Crawley is keen to let people know the role analytics played in building the new print edition of the Globe. The Globe uses a proprietary analytics software called Sophi which Crawley says gives the newsroom a better understanding of what content gets read—and what doesn’t. “Every story that we publish now effectively gets a score from Sophi that we can tell within 10 minutes whether something is taking off,” he said. They can see whether a piece is attracting more social media attention, or if it is getting people to pay for a subscription. “That helps us deliver content more intelligently.”
That data was used to determine how to redesign the print product. Crawley believes they’ve developed enough intelligence about reader habits since Sophi has been in place to apply it to the newspaper itself. “From Sophi data, consistently the most popular thing we do is opinion,” he said. And so, opinion pieces are now in the A section on weekdays and opinion has its own 12 page section in the weekend edition.
Crawley says the Sophi data has shown readers prefer pieces contributed by staff writers over wire content, syndicated stories and freelance submissions. Whether Sophi ranked former Globe and Mail freelance columnists Tabatha Southey and Leah McLaren lower than Globe and Mail staff columnists, Crawley didn’t say. He did say that freelancers were let go for a number of factors: “We make choices from time to time about how somebody’s content is felt to be less relevant. Is it less read than it used to be? There are clear patterns when we look at the Sophi data.”

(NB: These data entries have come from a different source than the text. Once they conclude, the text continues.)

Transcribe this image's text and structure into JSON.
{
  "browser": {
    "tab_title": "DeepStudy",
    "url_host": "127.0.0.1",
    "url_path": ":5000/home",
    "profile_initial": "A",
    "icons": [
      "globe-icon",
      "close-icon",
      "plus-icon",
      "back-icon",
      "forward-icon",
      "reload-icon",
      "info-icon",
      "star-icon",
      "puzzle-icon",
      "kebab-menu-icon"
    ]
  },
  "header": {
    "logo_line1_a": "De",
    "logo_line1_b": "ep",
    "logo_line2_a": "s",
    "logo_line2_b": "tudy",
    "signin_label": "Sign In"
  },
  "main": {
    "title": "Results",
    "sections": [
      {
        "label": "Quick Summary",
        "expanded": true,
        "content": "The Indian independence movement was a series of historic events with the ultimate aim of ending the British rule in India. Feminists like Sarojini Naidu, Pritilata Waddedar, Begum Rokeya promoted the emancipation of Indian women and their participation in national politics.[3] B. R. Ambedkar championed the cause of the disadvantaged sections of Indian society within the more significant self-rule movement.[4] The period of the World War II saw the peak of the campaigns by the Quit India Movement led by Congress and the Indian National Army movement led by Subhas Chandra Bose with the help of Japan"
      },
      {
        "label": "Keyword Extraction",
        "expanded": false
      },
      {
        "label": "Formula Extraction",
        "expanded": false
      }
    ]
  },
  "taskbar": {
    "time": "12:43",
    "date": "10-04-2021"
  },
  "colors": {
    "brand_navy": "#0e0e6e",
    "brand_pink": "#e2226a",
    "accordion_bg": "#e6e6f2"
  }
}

He believes staff writers have the advantage. “If you’ve got a column like (Margaret) Wente’s column which appears three times a week as a regular occurrence, or (Elizabeth) Renzetti who has a spot every Saturday, people have a clear expectation as to when they are going to read those columnists.” Though one wonders how much of the analytics generated by Wente, a frequent arbiter of unpopular opinions and oft-accused plagiarist, are simply outrage shares.
However, the Globe has seen a good return on investment because of their reporting. A 10,000 word profile of Justin Trudeau published in 2015 resulted in over 100 people signing up for digital subscriptions. According to a Vividata survey released earlier this year, the Globe has the highest average issue audience of national newspapers — 2.6 million in digital and print on weekdays. Crawley says the Globe is currently profitable.

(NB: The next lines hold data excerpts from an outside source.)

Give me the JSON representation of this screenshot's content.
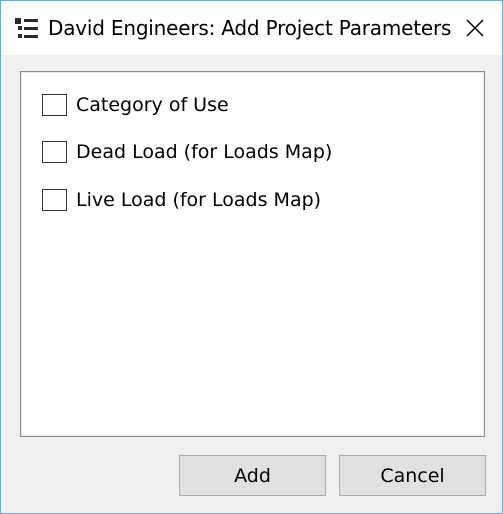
{
  "window": {
    "title": "David Engineers: Add Project Parameters",
    "icon": "list-icon",
    "close_icon": "close-icon"
  },
  "parameters": [
    {
      "label": "Category of Use",
      "checked": false
    },
    {
      "label": "Dead Load (for Loads Map)",
      "checked": false
    },
    {
      "label": "Live Load (for Loads Map)",
      "checked": false
    }
  ],
  "buttons": {
    "add_label": "Add",
    "cancel_label": "Cancel"
  }
}
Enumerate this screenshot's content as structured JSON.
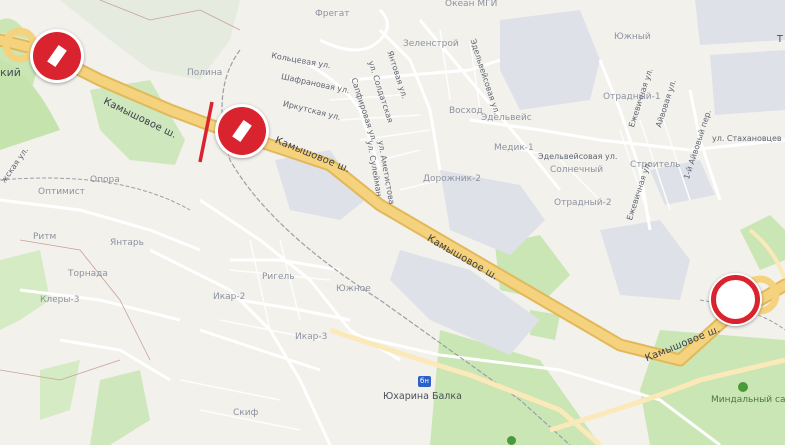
{
  "map": {
    "highway_labels": [
      "Камышовое ш.",
      "Камышовое ш.",
      "Камышовое ш.",
      "Камышовое ш."
    ],
    "districts": [
      "Полина",
      "Оптимист",
      "Опора",
      "Ритм",
      "Янтарь",
      "Торнада",
      "Клеры-3",
      "Ригель",
      "Южное",
      "Икар-2",
      "Икар-3",
      "Скиф",
      "Фрегат",
      "Зеленстрой",
      "Восход",
      "Эдельвейс",
      "Медик-1",
      "Дорожник-2",
      "Солнечный",
      "Отрадный-2",
      "Строитель",
      "Отрадный-1",
      "Южный",
      "Океан МГИ"
    ],
    "streets": [
      "Кольцевая ул.",
      "Шафрановая ул.",
      "Иркутская ул.",
      "Янтовая ул.",
      "ул. Солдатская",
      "Сапфировая ул.",
      "ул. Аметистова",
      "ул. Сулейман",
      "Эдельвейсовая ул.",
      "Ежевичная ул.",
      "Айвовая ул.",
      "ул. Стахановцев",
      "1-й Айвовый пер.",
      "Ежевичная ул."
    ],
    "partial_labels": [
      "кий",
      "жская ул.",
      "Т"
    ],
    "metro_icon": "бн",
    "station": "Юхарина Балка",
    "park": "Миндальный сад"
  },
  "signs": [
    {
      "name": "no-entry-sign-1",
      "icon": "no-entry-icon"
    },
    {
      "name": "no-entry-sign-2",
      "icon": "no-entry-icon"
    },
    {
      "name": "empty-circle-sign",
      "icon": "restriction-circle-icon"
    }
  ],
  "colors": {
    "background": "#f3f1ec",
    "park_green": "#c9e6b4",
    "highway": "#f5d27d",
    "highway_edge": "#e2b95a",
    "industrial": "#dfe1e9",
    "sign_red": "#d9232e",
    "closure_line": "#d9232e"
  }
}
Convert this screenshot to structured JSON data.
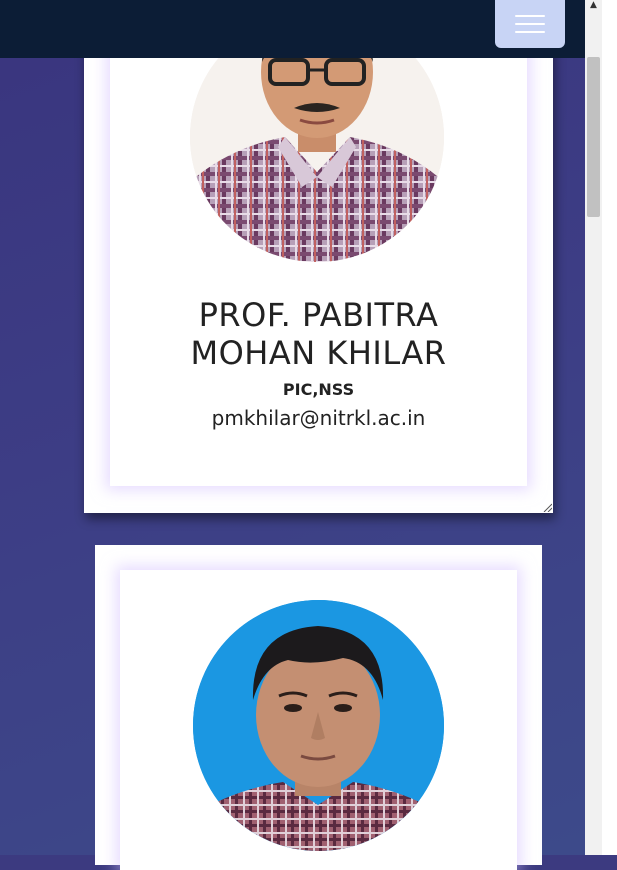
{
  "navbar": {
    "toggler_label": "Toggle navigation"
  },
  "profiles": [
    {
      "name_line1": "PROF. PABITRA",
      "name_line2": "MOHAN KHILAR",
      "role": "PIC,NSS",
      "email": "pmkhilar@nitrkl.ac.in"
    },
    {
      "name_line1": "",
      "name_line2": "",
      "role": "",
      "email": ""
    }
  ],
  "colors": {
    "navbar_bg": "#0c1d36",
    "page_bg": "#3c3a80",
    "toggler_bg": "#c8d4f5",
    "card_bg": "#ffffff"
  }
}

And people are still reading the print edition. “We still have a lot of customers who … want print. It’s their preference to read both print and digital — a majority of our readers do that,” said Crawley. On the weekend, they know that readers want to sit down with a print newspaper while they have their coffee. That’s why it matters that they did a redesign.
“If we produce good enough content, we find that readers will pay,” Crawley said. “And they will pay for print and digitally. So let’s be clear: That’s a key factor in this.”